Siyasal İslam rant ekonomisiyle kendini büyütse de, Ortadoğu pazarının ne ölçüde istikrarlı olduğunun en iyi kanıtı 1991 Körfez Savaşı’ndan beri bölgede yaşananlardır. Bölgede bu zaman aralığında Ankara’nın yılları yeni pazarlar kazanıp sonra kaybetmekle geçti. Gidişin daha iyi olacağına dair hiçbir işaret görünmüyor.
AKP, rantı ekonomisiyle orta vade için hiçbir plan yapmadan körlemeden gidiyor. Geleceğe dair daha büyük rant devşirmekle ilgili planları var, ancak üretim teknolojisini geliştirme ve rekabet gücü kazanmakla ilgili hiçbir hazırlığı yoktur. Bunun eninde sonunda tıkanma yaratacağını bilmemeleri mümkün değildir, ancak rant körleşmesinden de kurtulamıyorlar.
Öyleyse AB’nin krizine siyasal İslam neden bu kadar çok seviniyor? AB yükümlülüklerinden kurtulacakları ve özellikle hukukun keyfileştirilmesinde önlerinde bir engel kalmayacağı için seviniyorlar. AB’nin krizi Saray’ın diktatörlüğe gidişinin önündeki kimi engellerin ortan kalkması sonucunu doğurabilir.

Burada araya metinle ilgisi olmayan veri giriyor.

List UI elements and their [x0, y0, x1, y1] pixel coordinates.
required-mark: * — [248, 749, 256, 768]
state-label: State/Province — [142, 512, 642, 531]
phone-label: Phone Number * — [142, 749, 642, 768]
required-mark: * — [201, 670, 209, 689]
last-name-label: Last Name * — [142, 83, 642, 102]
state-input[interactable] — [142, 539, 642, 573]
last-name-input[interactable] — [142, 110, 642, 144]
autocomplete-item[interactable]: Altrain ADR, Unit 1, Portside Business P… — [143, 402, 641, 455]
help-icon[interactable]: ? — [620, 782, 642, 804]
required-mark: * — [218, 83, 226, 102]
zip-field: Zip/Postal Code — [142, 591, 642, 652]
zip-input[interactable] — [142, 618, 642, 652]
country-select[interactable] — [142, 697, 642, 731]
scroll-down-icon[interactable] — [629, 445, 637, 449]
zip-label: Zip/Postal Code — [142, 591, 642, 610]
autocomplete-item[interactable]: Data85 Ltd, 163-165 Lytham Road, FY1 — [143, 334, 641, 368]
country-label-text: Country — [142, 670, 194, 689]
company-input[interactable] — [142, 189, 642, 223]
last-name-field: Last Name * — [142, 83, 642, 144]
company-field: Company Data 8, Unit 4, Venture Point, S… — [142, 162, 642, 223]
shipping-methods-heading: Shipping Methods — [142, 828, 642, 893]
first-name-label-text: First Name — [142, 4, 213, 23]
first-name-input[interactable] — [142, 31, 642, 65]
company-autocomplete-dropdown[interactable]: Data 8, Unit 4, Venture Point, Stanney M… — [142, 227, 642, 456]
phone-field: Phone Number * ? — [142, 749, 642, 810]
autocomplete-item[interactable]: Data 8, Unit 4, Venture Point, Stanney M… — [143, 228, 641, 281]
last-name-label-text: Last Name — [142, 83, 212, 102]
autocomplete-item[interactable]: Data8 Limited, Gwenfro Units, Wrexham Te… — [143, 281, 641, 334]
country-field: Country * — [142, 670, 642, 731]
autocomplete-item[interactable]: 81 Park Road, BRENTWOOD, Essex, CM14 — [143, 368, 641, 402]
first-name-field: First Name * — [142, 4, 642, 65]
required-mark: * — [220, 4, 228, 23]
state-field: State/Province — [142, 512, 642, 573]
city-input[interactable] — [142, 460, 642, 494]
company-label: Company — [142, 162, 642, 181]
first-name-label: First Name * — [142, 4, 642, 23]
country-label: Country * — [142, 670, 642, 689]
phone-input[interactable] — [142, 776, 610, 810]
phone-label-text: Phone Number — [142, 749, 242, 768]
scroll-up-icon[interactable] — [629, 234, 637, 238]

Liberallerin bu gidiş karşısında “demokrasi sorunu ne olacak?” telaşına kapılmaları olasıdır. 1999 yılında Ecevit’in Helsinki’de Avrupa Birliği fotoğrafının içinde yer alması Türkiye’de neredeyse Tanzimat Fermanı ölçüsünde bir demokrasi beklentisi yaratmıştı. Üstelik AKP’nin iktidar olduğunda “üstünlerin hukuku değil hukukun üstünlüğü” söylemi beklentileri daha da arttırmıştı. Bu beklentilerin “yetmez ama evet” noktasına kadar vardığı biliniyor.
Şimdi AB bir çekim gücü olmaktan çıkıyorsa, Saray’ın artan zulmü karşısında demokrasi sorunu ne olacaktır? Bu soru yersiz değildir. Çünkü bu topraklarda “demokrasi” hep dışarından beklenmiştir. Ülkenin kendi iç dinamikleriyle bir türlü demokrasiye ulaşılamamıştır. İç dinamiklerle demokrasiye doğru gidişin en yoğun yaşandığı dönem 1960-80 arasıdır. Ardından askeri darbe bu gidişi engellemiştir. O tarihten bugüne tabloda önemli bir değişim olmamıştır. 1999 Helsinki fotoğrafına ya da AKP’nin ilk yıllarındaki söylemine bağlanan umutlar bugün yerini kabusa bırakmıştır.
Ancak bu tablonun içinde 2013’de başlayan çözüm süreci ve 7 Haziran seçim sonuçlarının çok özel bir yeri vardır. Tünelin ucunda barış ve demokrasinin göründüğü bu yıllar, demokrasi açısından kısır ve batak olan topraklarda yeni bir umut yaratmıştı. Elbette bu ülkede hiçbir zaman Batı’dan demokrasi beklentisi bitmemiştir. Eğer son gelişmeler bu beklentiye bir darbe vurduysa, bu tek başına kötü bir şey değildir.
Ülkenin kendi demokrasi güçleriyle yola çıkmak için elimizde iki dayanak noktası vardır. Kürt Özgürlük Hareketi’nin uzun ve kararlı mücadelesi ve Gezi isyanı, demokrasi yolunda yürümenin umut ve dayanma noktalarıdır.
AB’nin çöküş yoluna girmesi, aslında siyasal İslam’ın sevincini kursağında bırakmak için önemli fırsatlar yaratabilir. Boş beklentilerden uzak gerçek demokrasi güçlerini saflaştırmak ve mücadeleyi yükseltmek için tarihsel bir döneme neden girilmesin?